CHICKEN AND VEGETABLE SOUP





INGREDIENTS

  • 2 tbs olive oil
  • 1 leek halved, washed, thinly sliced
  • 2 garlic cloves, crushed
  • 1 large carrot, peeled, diced
  • 2 sticks celery, diced
  • 2 small zucchini, diced
  • 1 swede or turnip, peeled, diced
  • 1 can of creamed corn
  • 8 cups chicken stock
  • 1kg skinless chicken legs

METHOD

  1. Heat oil in a large saucepan over medium heat.
  2. Add leek and garlic. Cook, stirring, for 2 minutes or until soft but not coloured.
  3. Add carrot, celery, zucchini and swede.
  4. Cook for 2 minutes. Stir in soup mix, stock, chicken and 1 cup cold water.
  5. Increase heat to high.
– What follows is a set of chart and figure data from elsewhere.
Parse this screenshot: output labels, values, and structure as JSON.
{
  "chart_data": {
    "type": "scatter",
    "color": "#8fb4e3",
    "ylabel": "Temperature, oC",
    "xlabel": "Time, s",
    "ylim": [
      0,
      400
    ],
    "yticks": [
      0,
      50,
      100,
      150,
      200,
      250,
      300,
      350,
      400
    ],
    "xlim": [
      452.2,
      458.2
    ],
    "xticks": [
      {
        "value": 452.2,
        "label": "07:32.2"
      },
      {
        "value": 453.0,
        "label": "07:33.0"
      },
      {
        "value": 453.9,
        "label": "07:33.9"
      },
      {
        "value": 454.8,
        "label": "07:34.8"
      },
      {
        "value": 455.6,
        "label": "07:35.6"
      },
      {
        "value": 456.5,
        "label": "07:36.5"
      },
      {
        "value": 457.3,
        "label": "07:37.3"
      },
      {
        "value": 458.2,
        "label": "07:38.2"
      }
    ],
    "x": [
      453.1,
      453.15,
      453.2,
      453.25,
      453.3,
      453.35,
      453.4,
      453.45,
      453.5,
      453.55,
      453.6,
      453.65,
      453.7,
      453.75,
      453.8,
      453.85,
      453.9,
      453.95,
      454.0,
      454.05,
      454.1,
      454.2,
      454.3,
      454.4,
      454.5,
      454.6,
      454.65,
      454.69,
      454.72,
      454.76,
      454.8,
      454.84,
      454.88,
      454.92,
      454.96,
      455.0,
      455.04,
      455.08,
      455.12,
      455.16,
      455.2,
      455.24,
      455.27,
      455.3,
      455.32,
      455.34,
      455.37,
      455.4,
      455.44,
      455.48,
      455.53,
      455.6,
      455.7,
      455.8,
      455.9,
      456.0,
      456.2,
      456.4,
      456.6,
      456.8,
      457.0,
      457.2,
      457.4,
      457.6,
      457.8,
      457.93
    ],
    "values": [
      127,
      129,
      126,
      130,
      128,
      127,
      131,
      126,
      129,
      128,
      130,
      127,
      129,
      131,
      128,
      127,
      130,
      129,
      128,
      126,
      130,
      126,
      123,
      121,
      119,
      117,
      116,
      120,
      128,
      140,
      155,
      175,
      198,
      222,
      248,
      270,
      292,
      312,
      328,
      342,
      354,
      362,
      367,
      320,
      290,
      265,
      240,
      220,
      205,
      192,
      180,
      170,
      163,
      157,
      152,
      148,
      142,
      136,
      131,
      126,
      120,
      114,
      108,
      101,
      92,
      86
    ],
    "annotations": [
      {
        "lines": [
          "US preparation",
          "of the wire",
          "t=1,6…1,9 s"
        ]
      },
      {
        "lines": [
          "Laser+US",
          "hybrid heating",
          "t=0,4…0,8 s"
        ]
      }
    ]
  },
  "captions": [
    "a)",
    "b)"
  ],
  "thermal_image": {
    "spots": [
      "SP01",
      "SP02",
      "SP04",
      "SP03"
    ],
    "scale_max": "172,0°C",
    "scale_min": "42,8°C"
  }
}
Bring to the boil. Reduce heat to low.
  6. Simmer, partially covered, stirring occasionally, for 1 hour or until soup mix and vegetables are tender.
  7. Remove chicken legs from soup. Allow to cool slightly.
  8. Remove meat from bones.
  9. Roughly chop chicken meat and add to soup.
  10. Season with salt and pepper. Ladle soup into warmed bowls. Serve.